First thing to do when in doubt is remove it and open the cover, look for damage. Look it over for signs of burn parts and or leaking capacitors signs it had been wet etc. If it doesn't have that air to it of had been "burnt" and looks good otherwise it probably is.
Then there is always the old stand by if you really feel its a problem, just want a different one anyway, pick up a good used one for your model/year put it in and test it see how it runs.
#15
+1^^^
Are you saying your getting three digit codes rather then two? Your 90 and a 91 should both be throwing two digit. Sounds like rla2005 knows of some 91's that do use the three digit. Same thing regardless, codes are for all the same conditions/issues regardless.
While I can't compare 90 to 91 both are the same "group" I have compared the computer pin outs early verses late model and don't recall ever finding a difference in them. Not a thing that make a notable in engine/sensor function anyway.

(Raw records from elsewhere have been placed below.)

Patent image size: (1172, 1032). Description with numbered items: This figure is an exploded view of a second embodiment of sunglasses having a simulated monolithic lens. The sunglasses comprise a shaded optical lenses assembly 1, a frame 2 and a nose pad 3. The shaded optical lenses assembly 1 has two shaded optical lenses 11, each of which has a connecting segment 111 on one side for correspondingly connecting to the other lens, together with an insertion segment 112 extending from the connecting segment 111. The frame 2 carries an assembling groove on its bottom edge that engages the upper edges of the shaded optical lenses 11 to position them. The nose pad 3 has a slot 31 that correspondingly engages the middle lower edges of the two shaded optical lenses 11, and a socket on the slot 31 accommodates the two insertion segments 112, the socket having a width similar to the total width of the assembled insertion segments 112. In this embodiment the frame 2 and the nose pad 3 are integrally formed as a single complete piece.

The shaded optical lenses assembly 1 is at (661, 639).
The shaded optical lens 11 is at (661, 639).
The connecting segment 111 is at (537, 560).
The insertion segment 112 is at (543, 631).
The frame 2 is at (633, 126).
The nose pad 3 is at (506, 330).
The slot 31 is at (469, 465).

Are you saying your getting three digit codes rather then two? Your 90 and a 91 should both be throwing two digit. Sounds like rla2005 knows of some 91's that do use the three digit. Same thing regardless, codes are for all the same conditions/issues regardless.
While I can't compare 90 to 91 both are the same "group" I have compared the computer pin outs early verses late model and don't recall ever finding a difference in them. Not a thing that make a notable in engine/sensor function anyway.
I'm not trusting any codes though until I have the right computer in the truck!